Avant de réfléchir sur le PNRU 2, auquel vous avez fait allusion, il faut déjà terminer le PNRU 1, qui n’a pas reçu de l’État les engagements financiers attendus. Nous l’avions dénoncé sans succès, monsieur Fasquelle, quand nous étions dans l’opposition. Achevons ce qui avait été engagé. Peut-être la ministre nous apportera-t-elle des précisions à cet égard.

Lors de l’examen de la loi sur la ville, au début de l’année, l’Assemblée a décidé à l’unanimité que le lieu de résidence serait le vingtième critère de discrimination sanctionné par la législation. On peut sans doute aller plus loin. Comment un citoyen victime d’une « discrimination à l’adresse » peut-il saisir la justice ? Existe-t-il, en la matière, des médiations, voire des opérations de testing ?

Mme Brigitte Allain. Madame la ministre, je vous remercie de votre réponse, qui appelle cependant une réserve de ma part. Vous envisagez de proposer à des femmes en situation de précarité des emplois dans les écoles ou les services publics. Je suis choquée que les métiers tournés vers le périscolaire ou l’aide aux enseignants, comme ceux qu’exercent les animateurs de centre de loisirs ou les agents territoriaux spécialisés des écoles maternelles (ATSEM), ne soient pas reconnus comme de vrais métiers, soumis au code du travail et rémunérés par de vrais salaires.

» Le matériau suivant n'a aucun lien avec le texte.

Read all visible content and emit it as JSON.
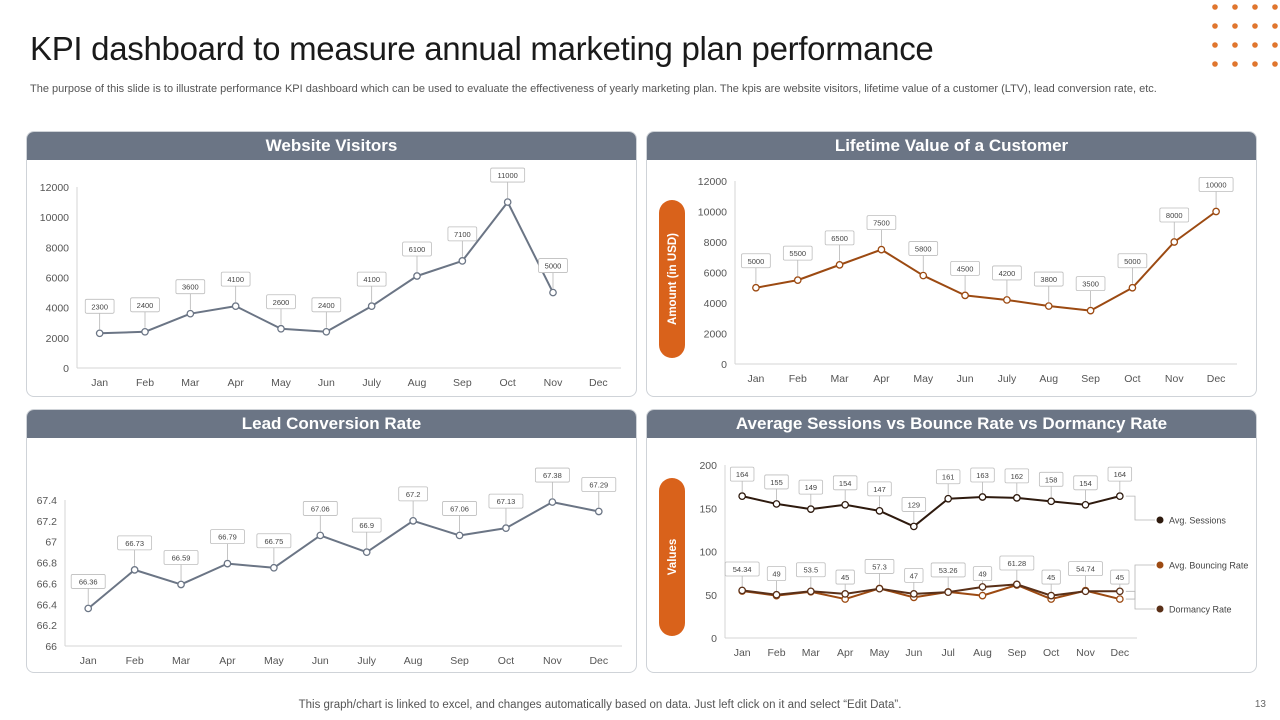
{
  "page": {
    "title": "KPI dashboard to measure annual marketing plan performance",
    "subtitle": "The purpose of this slide is to illustrate performance KPI dashboard which can be used to evaluate the effectiveness of yearly marketing plan. The kpis are website visitors, lifetime value of a customer (LTV), lead conversion rate, etc.",
    "footer": "This graph/chart is linked to excel,  and changes automatically based on data. Just left click on it and select “Edit Data”.",
    "page_number": "13"
  },
  "colors": {
    "header_bg": "#6b7585",
    "slate_line": "#6b7585",
    "brown_line": "#9c4a12",
    "dark_line": "#2e1a0e",
    "orange_accent": "#d9621b",
    "orange_dot": "#e0762e"
  },
  "chart_data": [
    {
      "id": "website-visitors",
      "type": "line",
      "title": "Website Visitors",
      "categories": [
        "Jan",
        "Feb",
        "Mar",
        "Apr",
        "May",
        "Jun",
        "July",
        "Aug",
        "Sep",
        "Oct",
        "Nov",
        "Dec"
      ],
      "values": [
        2300,
        2400,
        3600,
        4100,
        2600,
        2400,
        4100,
        6100,
        7100,
        11000,
        5000,
        null
      ],
      "labels": [
        "2300",
        "2400",
        "3600",
        "4100",
        "2600",
        "2400",
        "4100",
        "6100",
        "7100",
        "11000",
        "5000",
        ""
      ],
      "yticks": [
        "0",
        "2000",
        "4000",
        "6000",
        "8000",
        "10000",
        "12000"
      ],
      "ylim": [
        0,
        12000
      ],
      "ylabel": ""
    },
    {
      "id": "lifetime-value",
      "type": "line",
      "title": "Lifetime Value of a Customer",
      "categories": [
        "Jan",
        "Feb",
        "Mar",
        "Apr",
        "May",
        "Jun",
        "July",
        "Aug",
        "Sep",
        "Oct",
        "Nov",
        "Dec"
      ],
      "values": [
        5000,
        5500,
        6500,
        7500,
        5800,
        4500,
        4200,
        3800,
        3500,
        5000,
        8000,
        10000
      ],
      "labels": [
        "5000",
        "5500",
        "6500",
        "7500",
        "5800",
        "4500",
        "4200",
        "3800",
        "3500",
        "5000",
        "8000",
        "10000"
      ],
      "yticks": [
        "0",
        "2000",
        "4000",
        "6000",
        "8000",
        "10000",
        "12000"
      ],
      "ylim": [
        0,
        12000
      ],
      "ylabel": "Amount (in USD)"
    },
    {
      "id": "lead-conversion",
      "type": "line",
      "title": "Lead Conversion Rate",
      "categories": [
        "Jan",
        "Feb",
        "Mar",
        "Apr",
        "May",
        "Jun",
        "July",
        "Aug",
        "Sep",
        "Oct",
        "Nov",
        "Dec"
      ],
      "values": [
        66.36,
        66.73,
        66.59,
        66.79,
        66.75,
        67.06,
        66.9,
        67.2,
        67.06,
        67.13,
        67.38,
        67.29
      ],
      "labels": [
        "66.36",
        "66.73",
        "66.59",
        "66.79",
        "66.75",
        "67.06",
        "66.9",
        "67.2",
        "67.06",
        "67.13",
        "67.38",
        "67.29"
      ],
      "yticks": [
        "66",
        "66.2",
        "66.4",
        "66.6",
        "66.8",
        "67",
        "67.2",
        "67.4"
      ],
      "ylim": [
        66,
        67.4
      ],
      "ylabel": ""
    },
    {
      "id": "sessions-bounce-dormancy",
      "type": "line",
      "title": "Average Sessions vs Bounce Rate vs Dormancy Rate",
      "categories": [
        "Jan",
        "Feb",
        "Mar",
        "Apr",
        "May",
        "Jun",
        "Jul",
        "Aug",
        "Sep",
        "Oct",
        "Nov",
        "Dec"
      ],
      "yticks": [
        "0",
        "50",
        "100",
        "150",
        "200"
      ],
      "ylim": [
        0,
        200
      ],
      "ylabel": "Values",
      "series": [
        {
          "name": "Avg. Sessions",
          "values": [
            164,
            155,
            149,
            154,
            147,
            129,
            161,
            163,
            162,
            158,
            154,
            164
          ],
          "labels": [
            "164",
            "155",
            "149",
            "154",
            "147",
            "129",
            "161",
            "163",
            "162",
            "158",
            "154",
            "164"
          ]
        },
        {
          "name": "Avg. Bouncing Rate",
          "values": [
            54.34,
            49,
            53.5,
            45,
            57.3,
            47,
            53.26,
            49,
            61.28,
            45,
            54.74,
            45
          ],
          "labels": [
            "54.34",
            "49",
            "53.5",
            "45",
            "57.3",
            "47",
            "53.26",
            "49",
            "61.28",
            "45",
            "54.74",
            "45"
          ]
        },
        {
          "name": "Dormancy Rate",
          "values": [
            55,
            50,
            54,
            51,
            57,
            51,
            53,
            59,
            62,
            49,
            54,
            54
          ],
          "labels": [
            "",
            "",
            "",
            "",
            "",
            "",
            "",
            "",
            "",
            "",
            "",
            ""
          ]
        }
      ]
    }
  ]
}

Mme Frédérique Massat. Quand nous avons voté la loi sur la ville, je ne me doutais pas qu’elle concernerait des communes du département montagneux de l’Ariège. Trois unités urbaines sont entrées dans le dispositif. Si elles ne refusent pas cette aide – au contraire ! –, elles s’étonnent d’y être éligibles, alors même que celle-ci est refusée à la commune de Lavelanet, victime de la désindustrialisation, qui connaît un taux de chômage de 20 %, et de 46 % pour les jeunes de quinze à vingt-quatre ans. Certes, avec ses 7 000 habitants, Lavelanet est assez loin du seuil de 10 000. La nouvelle n’en suscite pas moins une certaine incompréhension sur le territoire. Allez-vous mettre en place une opération de repêchage ?

Pouvez-vous nous en dire plus sur votre volonté de faire émerger des territoires d’excellence ?

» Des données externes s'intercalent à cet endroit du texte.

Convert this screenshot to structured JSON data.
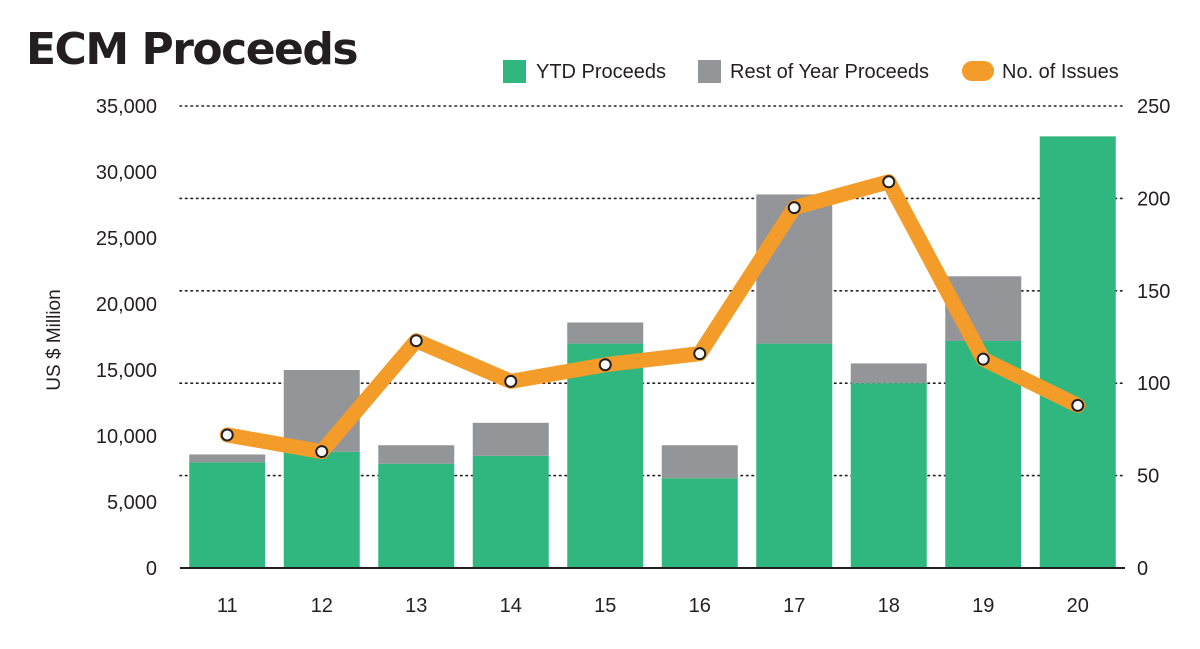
{
  "chart_data": {
    "type": "bar+line",
    "title": "ECM Proceeds",
    "categories": [
      "11",
      "12",
      "13",
      "14",
      "15",
      "16",
      "17",
      "18",
      "19",
      "20"
    ],
    "series": [
      {
        "name": "YTD Proceeds",
        "kind": "stacked-bar",
        "axis": "left",
        "values": [
          8000,
          8800,
          7900,
          8500,
          17000,
          6800,
          17000,
          14000,
          17200,
          32700
        ]
      },
      {
        "name": "Rest of Year Proceeds",
        "kind": "stacked-bar",
        "axis": "left",
        "values": [
          600,
          6200,
          1400,
          2500,
          1600,
          2500,
          11300,
          1500,
          4900,
          0
        ]
      },
      {
        "name": "No. of Issues",
        "kind": "line",
        "axis": "right",
        "values": [
          72,
          63,
          123,
          101,
          110,
          116,
          195,
          209,
          113,
          88
        ]
      }
    ],
    "ylabel": "US $ Million",
    "ylim": [
      0,
      35000
    ],
    "yticks": [
      0,
      5000,
      10000,
      15000,
      20000,
      25000,
      30000,
      35000
    ],
    "ytick_labels": [
      "0",
      "5,000",
      "10,000",
      "15,000",
      "20,000",
      "25,000",
      "30,000",
      "35,000"
    ],
    "y2lim": [
      0,
      250
    ],
    "y2ticks": [
      0,
      50,
      100,
      150,
      200,
      250
    ],
    "y2tick_labels": [
      "0",
      "50",
      "100",
      "150",
      "200",
      "250"
    ],
    "grid": "dotted horizontal",
    "legend": {
      "placement": "top-right",
      "items": [
        "YTD Proceeds",
        "Rest of Year Proceeds",
        "No. of Issues"
      ]
    },
    "colors": {
      "ytd": "#2fb77f",
      "rest": "#939598",
      "issues_line": "#f39c2a",
      "marker_fill": "#ffffff",
      "marker_stroke": "#231f20",
      "text": "#231f20"
    }
  }
}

Ma dernière question a trait au football, et s’adresse à la ministre des sports. Combien de temps la Direction nationale de contrôle de gestion (DNCG) empêchera-t-elle la commune de Luzenac, qui compte 650 habitants, de monter en ligue 2, ce qui crée chez nous une grande frustration ? Il faut croire que, dans ce sport, l’argent est vraiment roi !

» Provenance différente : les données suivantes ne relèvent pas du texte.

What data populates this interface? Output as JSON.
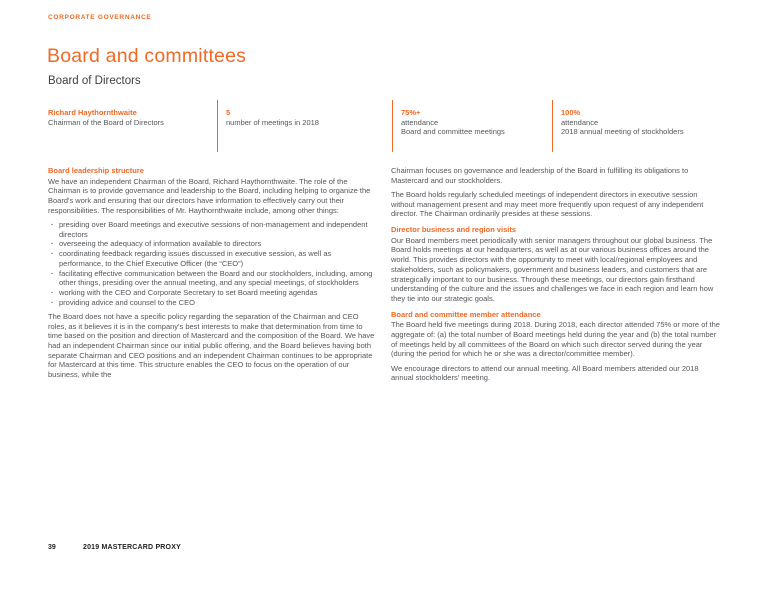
{
  "colors": {
    "accent": "#F26824",
    "body_text": "#54565A"
  },
  "header": {
    "eyebrow": "CORPORATE GOVERNANCE",
    "title": "Board and committees",
    "subtitle": "Board of Directors"
  },
  "stats": [
    {
      "value": "Richard Haythornthwaite",
      "line1": "Chairman of the Board of Directors",
      "line2": ""
    },
    {
      "value": "5",
      "line1": "number of meetings in 2018",
      "line2": ""
    },
    {
      "value": "75%+",
      "line1": "attendance",
      "line2": "Board and committee meetings"
    },
    {
      "value": "100%",
      "line1": "attendance",
      "line2": "2018 annual meeting of stockholders"
    }
  ],
  "left_column": {
    "heading": "Board leadership structure",
    "para1": "We have an independent Chairman of the Board, Richard Haythornthwaite. The role of the Chairman is to provide governance and leadership to the Board, including helping to organize the Board's work and ensuring that our directors have information to effectively carry out their responsibilities. The responsibilities of Mr. Haythornthwaite include, among other things:",
    "bullets": [
      "presiding over Board meetings and executive sessions of non-management and independent directors",
      "overseeing the adequacy of information available to directors",
      "coordinating feedback regarding issues discussed in executive session, as well as performance, to the Chief Executive Officer (the “CEO”)",
      "facilitating effective communication between the Board and our stockholders, including, among other things, presiding over the annual meeting, and any special meetings, of stockholders",
      "working with the CEO and Corporate Secretary to set Board meeting agendas",
      "providing advice and counsel to the CEO"
    ],
    "para2": "The Board does not have a specific policy regarding the separation of the Chairman and CEO roles, as it believes it is in the company's best interests to make that determination from time to time based on the position and direction of Mastercard and the composition of the Board. We have had an independent Chairman since our initial public offering, and the Board believes having both separate Chairman and CEO positions and an independent Chairman continues to be appropriate for Mastercard at this time. This structure enables the CEO to focus on the operation of our business, while the"
  },
  "right_column": {
    "para1": "Chairman focuses on governance and leadership of the Board in fulfilling its obligations to Mastercard and our stockholders.",
    "para2": "The Board holds regularly scheduled meetings of independent directors in executive session without management present and may meet more frequently upon request of any independent director. The Chairman ordinarily presides at these sessions.",
    "heading_region": "Director business and region visits",
    "para3": "Our Board members meet periodically with senior managers throughout our global business. The Board holds meetings at our headquarters, as well as at our various business offices around the world. This provides directors with the opportunity to meet with local/regional employees and stakeholders, such as policymakers, government and business leaders, and customers that are strategically important to our business. Through these meetings, our directors gain firsthand understanding of the culture and the issues and challenges we face in each region and learn how they tie into our strategic goals.",
    "heading_attendance": "Board and committee member attendance",
    "para4": "The Board held five meetings during 2018. During 2018, each director attended 75% or more of the aggregate of: (a) the total number of Board meetings held during the year and (b) the total number of meetings held by all committees of the Board on which such director served during the year (during the period for which he or she was a director/committee member).",
    "para5": "We encourage directors to attend our annual meeting. All Board members attended our 2018 annual stockholders' meeting."
  },
  "footer": {
    "page_number": "39",
    "label": "2019 MASTERCARD PROXY"
  }
}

M. Dominique Potier. Je formulerai trois propositions d’ouverture, pour éviter que la géographie prioritaire ne fragmente le territoire.

Le ministre de l’éducation nationale parle de créer des campus des métiers en lieu et place des lycées professionnels, ou des campus de formation, alliant lycées classiques et lycées professionnels. Ne peut-on pas articuler ce dossier avec celui de la géographie prioritaire, afin de créer des parcours de formation adaptés et d’assurer la mixité sociale qui, après le collège, fait tant défaut au système actuel ?

Les communautés de communes, agglomérations et territoires vont grandir, puisque les intercommunalités reprendront les compétences des départements et recevront des délégations des grandes régions et de l’État. Elles associeront des territoires urbains, périurbains et ruraux. Face aux attitudes défensives et aux logiques de rétrécissement qui se sont exprimées lors des dernières élections, une politique progressiste devrait imposer l’ouverture et la coopération. Savez-vous que certaines politiques de la ville ont suscité des coopérations culturelles, associatives ou environnementales entre le rural, l’urbain et le périurbain ? Est-ce un axe que vous pourriez encourager et financer ? De belles expériences menées sur nos territoires méritent d’être confortées. L’avenir des politiques publiques sera constitué non de frontières, mais de passerelles.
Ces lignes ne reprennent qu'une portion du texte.